Scientists in the Strathbraan area witnessed nests with four fledged Curlew chicks this year: a first.
An update on the Raven License: The Community perspective.

Scottish Raptor Study Group has launched a Judicial Review of SNH’s decision to grant a licence to the Strathbraan community to control ravens to protect critically endangered wading birds.
The Research licence was the result of 18 months of work by the local farmers and gamekeepers here who undertook counts of ravens and wading birds before applying for the license, which is supported by the SGA and Game and Wildlife Conservation Trust.
Many of the land mangers in the license area had taken part in the Scottish Government ‘Understanding Predation’ project, overseen by Scotland’s Moorland Forum.
A multi-party project, Understanding Predation brought together farmers, gamekeepers, ornithologists, raptor workers, RSPB Scotland, forestry interests and others with the shared objective of saving declining waders.
The final report- a unique collaboration of science and local knowledge- concluded that bold and urgent actions were required if Scotland was to save its dwindling populations.
Breeding Curlew, described as the UK’s most urgent conservation priority, have declined by 46 percent in 25 years.
There are now estimated to be only 250- 300 pairs south of Birmingham, a population which could be lost in 8 years.
In Wales, it is predicted the birds could be gone completely by 2025 and Scotland’s response to this urgent wake-up call is now vital.
The UK hosts about a quarter of the world’s breeding pairs in Spring and Summer and what happens here has an impact on global survival.
Inspired by the project, land managers in Strathbraan, who had witnessed the devastation caused by flocks of juvenile ravens hunting fields of wader chicks and eggs, decided to apply for a control licence to protect the local populations.
The Strathbraan area is a core site for breeding waders; something acknowledged by the RSPB’s own  Tayside Wader Survey summary report 2013.
It described Strathbraan East as ‘nationally important’ for Curlew, Lapwing, Oystercatcher and Snipe and Strathbraan as nationally important for Lapwing and Oystercatcher.
Despite this, populations are still suffering decline (although comparatively less than many other un-managed areas).
The research licence, now to be contested, is an attempt to preserve the core breeding population in a key area.
Crucially, the licence is to protect waders and ravens.

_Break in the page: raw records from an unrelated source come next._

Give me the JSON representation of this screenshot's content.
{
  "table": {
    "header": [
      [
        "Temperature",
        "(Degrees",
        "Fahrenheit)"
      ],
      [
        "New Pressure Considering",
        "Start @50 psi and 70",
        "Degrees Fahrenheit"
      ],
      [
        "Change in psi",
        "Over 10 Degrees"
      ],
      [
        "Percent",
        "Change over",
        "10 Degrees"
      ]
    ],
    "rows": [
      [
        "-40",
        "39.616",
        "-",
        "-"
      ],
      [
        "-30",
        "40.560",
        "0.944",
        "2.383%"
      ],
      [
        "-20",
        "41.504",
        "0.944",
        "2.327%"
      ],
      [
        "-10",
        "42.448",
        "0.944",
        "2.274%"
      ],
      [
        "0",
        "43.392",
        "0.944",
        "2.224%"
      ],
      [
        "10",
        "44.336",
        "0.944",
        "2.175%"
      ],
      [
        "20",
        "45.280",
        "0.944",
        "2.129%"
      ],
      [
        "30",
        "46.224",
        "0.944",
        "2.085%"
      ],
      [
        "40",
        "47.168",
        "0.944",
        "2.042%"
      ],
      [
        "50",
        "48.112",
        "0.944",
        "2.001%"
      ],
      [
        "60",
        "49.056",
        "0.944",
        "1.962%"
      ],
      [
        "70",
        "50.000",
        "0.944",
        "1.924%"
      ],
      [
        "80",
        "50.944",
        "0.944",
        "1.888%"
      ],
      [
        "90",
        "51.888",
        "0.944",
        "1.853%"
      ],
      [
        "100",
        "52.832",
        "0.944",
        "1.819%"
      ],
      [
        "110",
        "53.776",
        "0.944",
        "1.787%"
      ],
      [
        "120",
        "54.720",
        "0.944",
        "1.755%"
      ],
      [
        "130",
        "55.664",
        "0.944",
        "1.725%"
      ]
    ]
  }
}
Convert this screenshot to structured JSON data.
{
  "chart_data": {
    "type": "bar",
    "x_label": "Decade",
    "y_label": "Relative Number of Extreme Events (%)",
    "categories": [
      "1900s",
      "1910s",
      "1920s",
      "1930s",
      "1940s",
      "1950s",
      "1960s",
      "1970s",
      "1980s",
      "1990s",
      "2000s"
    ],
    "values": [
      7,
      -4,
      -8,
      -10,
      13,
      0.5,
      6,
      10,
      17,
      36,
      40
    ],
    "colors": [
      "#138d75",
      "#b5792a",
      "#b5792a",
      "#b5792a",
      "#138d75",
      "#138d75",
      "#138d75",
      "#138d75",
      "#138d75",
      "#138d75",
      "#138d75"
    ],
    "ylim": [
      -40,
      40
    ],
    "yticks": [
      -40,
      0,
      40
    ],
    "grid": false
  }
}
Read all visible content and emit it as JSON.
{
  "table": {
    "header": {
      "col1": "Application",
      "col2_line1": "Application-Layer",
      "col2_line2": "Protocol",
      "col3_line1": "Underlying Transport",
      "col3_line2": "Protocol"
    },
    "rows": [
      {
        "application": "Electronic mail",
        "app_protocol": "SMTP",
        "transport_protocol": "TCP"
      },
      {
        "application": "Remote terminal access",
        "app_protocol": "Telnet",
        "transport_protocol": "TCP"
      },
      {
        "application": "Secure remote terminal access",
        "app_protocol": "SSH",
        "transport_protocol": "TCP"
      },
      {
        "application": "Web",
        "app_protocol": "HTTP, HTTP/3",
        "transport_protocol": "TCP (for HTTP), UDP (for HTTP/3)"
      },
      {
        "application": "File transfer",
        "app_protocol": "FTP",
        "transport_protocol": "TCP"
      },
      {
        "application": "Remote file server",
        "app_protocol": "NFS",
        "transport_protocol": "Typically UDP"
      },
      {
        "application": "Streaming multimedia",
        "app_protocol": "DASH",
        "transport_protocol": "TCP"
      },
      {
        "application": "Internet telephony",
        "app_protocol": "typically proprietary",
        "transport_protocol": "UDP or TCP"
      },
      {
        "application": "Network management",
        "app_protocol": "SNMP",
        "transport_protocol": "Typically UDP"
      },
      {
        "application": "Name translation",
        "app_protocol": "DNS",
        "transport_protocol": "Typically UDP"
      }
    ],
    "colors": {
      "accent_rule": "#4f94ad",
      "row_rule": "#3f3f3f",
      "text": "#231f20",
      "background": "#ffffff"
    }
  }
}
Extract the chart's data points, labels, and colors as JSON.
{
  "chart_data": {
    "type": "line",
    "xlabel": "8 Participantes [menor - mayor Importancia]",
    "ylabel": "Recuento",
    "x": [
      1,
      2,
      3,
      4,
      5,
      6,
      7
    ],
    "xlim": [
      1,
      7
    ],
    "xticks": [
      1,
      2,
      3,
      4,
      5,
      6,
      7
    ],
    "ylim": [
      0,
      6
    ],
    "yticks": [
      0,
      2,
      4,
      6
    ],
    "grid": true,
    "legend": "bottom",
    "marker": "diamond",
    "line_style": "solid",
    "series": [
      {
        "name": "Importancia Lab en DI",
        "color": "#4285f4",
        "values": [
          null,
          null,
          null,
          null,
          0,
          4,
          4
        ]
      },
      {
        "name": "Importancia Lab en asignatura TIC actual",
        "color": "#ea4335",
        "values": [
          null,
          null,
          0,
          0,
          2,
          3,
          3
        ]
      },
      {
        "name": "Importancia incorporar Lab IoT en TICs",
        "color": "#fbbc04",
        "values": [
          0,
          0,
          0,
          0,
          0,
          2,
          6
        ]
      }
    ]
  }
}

In deciding upon the number of ravens to be taken (69), SNH approved the licence on the basis that the numbers would not affect the conservation status of the raven.

Recently, news emerged of the assessment by SNH’s SAC on the ‘science’ of the license.
In terms of the community, we volunteered to suspend the licence whilst these aspects were being looked at. It should be noted that it was not the job of the local land managers to craft the scientific model. It was the job of local land managers to look after the birds and carry out the control humanely and in compliance with the law and spirit of the license, which they have done.

For the community, the justification for the licence came in the shape of what everyone expected- a very good breeding season for Waders here and much better protection for them than in recent times when raven flocks have wiped out chicks in the lowland fields. This, for us, has been a success, no matter how it is measured.

Here is the Community’s statement and latest position: 

“Local farmers and gamekeepers have been united in trying to prevent further loss of rare birds such as the Curlew, which would be tragic especially as action on the ground clearly makes a difference.
“Thanks to the licence, and hens being in good breeding condition, we are delighted to say it has been an excellent breeding year in Strathbraan. Folk at the sharp end have even seen nests of four fledged Curlew chicks for the first time, greatly helped by being better able to protect the chicks and eggs from the raven flocks that have been so damaging in recent years.
“In terms of wader conservation, therefore, it has been a much better season. The license has been temporarily suspended so those on the science side can make adjustments.
“However, the community remains committed to wading bird conservation, spurred on by what has been achieved so far.”